NextFin News - A Canadian court has approved a $3.25 million settlement for victims of the 2023 23andMe data breach, marking a rare instance where a Canadian class action has been successfully resolved within the complex machinery of a U.S. Chapter 11 bankruptcy proceeding. The settlement, finalized on Friday, provides a financial coda to a security lapse that exposed the genetic and personal data of millions, ultimately pushing the Silicon Valley pioneer into insolvency and a controversial buyback by its founder.
The agreement covers Canadian residents who were customers between May 1 and October 1, 2023, and received notification that their data was compromised. Under the terms approved by the court, eligible claimants have until June 25, 2026, to file for compensation. Sage Nematollahi, a lawyer at Toronto-based KND Complex Litigation who served as class counsel, characterized the deal as an "excellent result," noting the procedural difficulty of extracting a settlement from a company already undergoing a court-supervised liquidation and asset sale in a foreign jurisdiction.
The breach, which occurred in late 2023, was not a direct hack of 23andMe’s central database but rather a "credential stuffing" attack where hackers used passwords leaked from other sites to access individual accounts. Once inside, they exploited the "DNA Relatives" feature to scrape data from millions of other users who had opted into the sharing tool. The fallout was catastrophic for 23andMe’s valuation and reputation, leading to a March 2025 bankruptcy filing as the company buckled under the weight of declining sales and mounting legal liabilities.
The path to this settlement was cleared only after a dramatic corporate restructuring. In June 2025, 23andMe co-founder Anne Wojcicki regained control of the company’s core assets through her newly formed nonprofit, TTAM Research Institute. The $305 million acquisition outbid a $256 million offer from biotech giant Regeneron Pharmaceuticals. By shifting the assets into a nonprofit structure, Wojcicki argued she could better protect genetic privacy, though the move drew skepticism from some investors who saw it as a way to shield the business from the full brunt of public market scrutiny and previous debts.
While the $3.25 million figure provides some closure for Canadian victims, the individual payouts are expected to be modest once legal fees and administrative costs are deducted. This highlights a persistent tension in data privacy litigation: while the aggregate settlements sound substantial, they rarely compensate for the permanent nature of a genetic data leak.
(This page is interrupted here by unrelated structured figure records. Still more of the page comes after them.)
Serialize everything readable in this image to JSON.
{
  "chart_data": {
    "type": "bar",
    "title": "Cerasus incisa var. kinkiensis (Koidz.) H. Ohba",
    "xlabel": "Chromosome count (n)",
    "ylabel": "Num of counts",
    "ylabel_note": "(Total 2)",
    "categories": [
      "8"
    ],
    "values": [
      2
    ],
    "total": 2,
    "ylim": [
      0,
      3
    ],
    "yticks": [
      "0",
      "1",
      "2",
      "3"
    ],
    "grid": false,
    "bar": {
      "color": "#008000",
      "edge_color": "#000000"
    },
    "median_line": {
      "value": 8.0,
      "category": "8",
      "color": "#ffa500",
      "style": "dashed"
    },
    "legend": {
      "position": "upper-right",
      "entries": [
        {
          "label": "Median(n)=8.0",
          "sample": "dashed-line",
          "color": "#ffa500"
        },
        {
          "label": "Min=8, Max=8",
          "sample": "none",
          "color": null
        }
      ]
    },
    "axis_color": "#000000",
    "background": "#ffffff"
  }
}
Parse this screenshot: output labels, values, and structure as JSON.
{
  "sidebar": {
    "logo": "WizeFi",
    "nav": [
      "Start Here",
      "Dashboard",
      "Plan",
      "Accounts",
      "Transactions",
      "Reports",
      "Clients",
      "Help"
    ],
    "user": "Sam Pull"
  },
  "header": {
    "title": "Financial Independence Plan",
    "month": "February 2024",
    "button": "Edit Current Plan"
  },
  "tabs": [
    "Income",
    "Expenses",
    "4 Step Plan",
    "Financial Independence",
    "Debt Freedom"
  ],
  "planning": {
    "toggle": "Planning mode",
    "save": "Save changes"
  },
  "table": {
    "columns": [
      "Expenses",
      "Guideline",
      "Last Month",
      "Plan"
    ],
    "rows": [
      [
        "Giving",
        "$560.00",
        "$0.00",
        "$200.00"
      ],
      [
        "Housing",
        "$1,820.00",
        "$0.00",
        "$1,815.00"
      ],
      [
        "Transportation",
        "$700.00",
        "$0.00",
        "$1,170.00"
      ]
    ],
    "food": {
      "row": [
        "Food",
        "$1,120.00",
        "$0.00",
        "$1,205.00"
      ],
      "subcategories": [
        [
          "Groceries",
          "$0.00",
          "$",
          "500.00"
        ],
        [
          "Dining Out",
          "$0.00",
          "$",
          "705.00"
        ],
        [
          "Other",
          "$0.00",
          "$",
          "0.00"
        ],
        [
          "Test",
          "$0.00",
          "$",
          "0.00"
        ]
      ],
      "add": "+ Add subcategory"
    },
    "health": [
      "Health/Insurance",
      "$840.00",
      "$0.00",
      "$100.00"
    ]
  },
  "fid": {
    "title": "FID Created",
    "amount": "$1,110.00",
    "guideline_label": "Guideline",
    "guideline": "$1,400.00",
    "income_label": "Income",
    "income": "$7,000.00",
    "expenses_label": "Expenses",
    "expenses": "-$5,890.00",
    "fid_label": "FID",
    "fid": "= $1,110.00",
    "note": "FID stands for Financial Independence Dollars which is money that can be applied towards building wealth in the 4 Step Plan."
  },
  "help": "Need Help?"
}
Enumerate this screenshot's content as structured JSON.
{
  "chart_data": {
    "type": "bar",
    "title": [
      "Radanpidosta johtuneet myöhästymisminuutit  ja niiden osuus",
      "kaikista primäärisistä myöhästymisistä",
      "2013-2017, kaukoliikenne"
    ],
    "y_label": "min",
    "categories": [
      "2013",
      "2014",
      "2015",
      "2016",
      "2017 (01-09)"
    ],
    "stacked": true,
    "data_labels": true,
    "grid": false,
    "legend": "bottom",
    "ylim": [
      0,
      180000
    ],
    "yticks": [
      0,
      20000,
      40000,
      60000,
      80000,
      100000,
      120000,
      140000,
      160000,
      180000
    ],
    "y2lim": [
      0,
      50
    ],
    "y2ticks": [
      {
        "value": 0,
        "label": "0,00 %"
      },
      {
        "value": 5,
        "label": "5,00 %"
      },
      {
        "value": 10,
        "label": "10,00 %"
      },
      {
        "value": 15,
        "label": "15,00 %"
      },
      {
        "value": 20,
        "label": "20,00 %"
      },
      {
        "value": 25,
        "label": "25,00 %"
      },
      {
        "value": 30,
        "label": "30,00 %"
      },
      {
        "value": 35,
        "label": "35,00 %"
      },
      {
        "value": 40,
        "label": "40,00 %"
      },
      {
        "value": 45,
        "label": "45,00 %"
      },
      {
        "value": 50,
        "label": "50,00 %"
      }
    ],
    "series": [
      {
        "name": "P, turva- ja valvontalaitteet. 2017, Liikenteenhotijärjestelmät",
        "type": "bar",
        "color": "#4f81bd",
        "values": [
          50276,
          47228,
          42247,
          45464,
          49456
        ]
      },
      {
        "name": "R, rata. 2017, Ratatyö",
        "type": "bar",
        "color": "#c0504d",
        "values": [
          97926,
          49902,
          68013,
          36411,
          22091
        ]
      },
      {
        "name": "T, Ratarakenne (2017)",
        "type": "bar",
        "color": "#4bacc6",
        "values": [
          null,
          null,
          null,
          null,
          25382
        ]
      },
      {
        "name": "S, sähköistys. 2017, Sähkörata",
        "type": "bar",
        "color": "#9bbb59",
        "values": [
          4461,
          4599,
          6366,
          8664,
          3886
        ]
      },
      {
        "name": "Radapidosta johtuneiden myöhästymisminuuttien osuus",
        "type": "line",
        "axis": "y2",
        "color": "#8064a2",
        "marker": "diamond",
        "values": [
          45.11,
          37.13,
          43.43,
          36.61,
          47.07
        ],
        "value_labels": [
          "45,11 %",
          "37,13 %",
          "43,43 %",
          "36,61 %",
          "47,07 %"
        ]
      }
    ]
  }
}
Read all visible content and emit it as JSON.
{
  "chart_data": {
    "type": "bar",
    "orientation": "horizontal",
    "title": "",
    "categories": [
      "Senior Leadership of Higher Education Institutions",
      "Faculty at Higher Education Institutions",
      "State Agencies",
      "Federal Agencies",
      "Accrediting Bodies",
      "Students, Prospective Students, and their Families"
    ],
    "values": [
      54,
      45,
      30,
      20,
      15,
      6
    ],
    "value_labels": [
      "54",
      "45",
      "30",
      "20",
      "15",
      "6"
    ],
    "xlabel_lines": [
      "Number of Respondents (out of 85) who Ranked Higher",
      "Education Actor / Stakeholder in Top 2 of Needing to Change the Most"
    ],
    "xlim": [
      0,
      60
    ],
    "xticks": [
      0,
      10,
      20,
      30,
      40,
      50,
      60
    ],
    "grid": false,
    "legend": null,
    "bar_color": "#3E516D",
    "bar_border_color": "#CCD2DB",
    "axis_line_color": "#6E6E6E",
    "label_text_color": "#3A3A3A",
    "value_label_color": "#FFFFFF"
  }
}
Unlike a stolen credit card number, a leaked DNA profile cannot be changed, leaving victims with a lifelong digital footprint that could theoretically impact future insurance premiums or employment, despite current legal protections against genetic discrimination.
The resolution of the Canadian claim also serves as a bellwether for how international courts handle the cross-border insolvency of tech firms holding sensitive personal data. By integrating the Canadian settlement into the Chapter 11 process, the court has established a blueprint for future privacy-related class actions involving multinational corporations. However, the survival of 23andMe under the TTAM Research Institute banner remains a subject of intense debate among privacy advocates, who question whether a nonprofit structure truly mitigates the inherent risks of centralized genetic databases.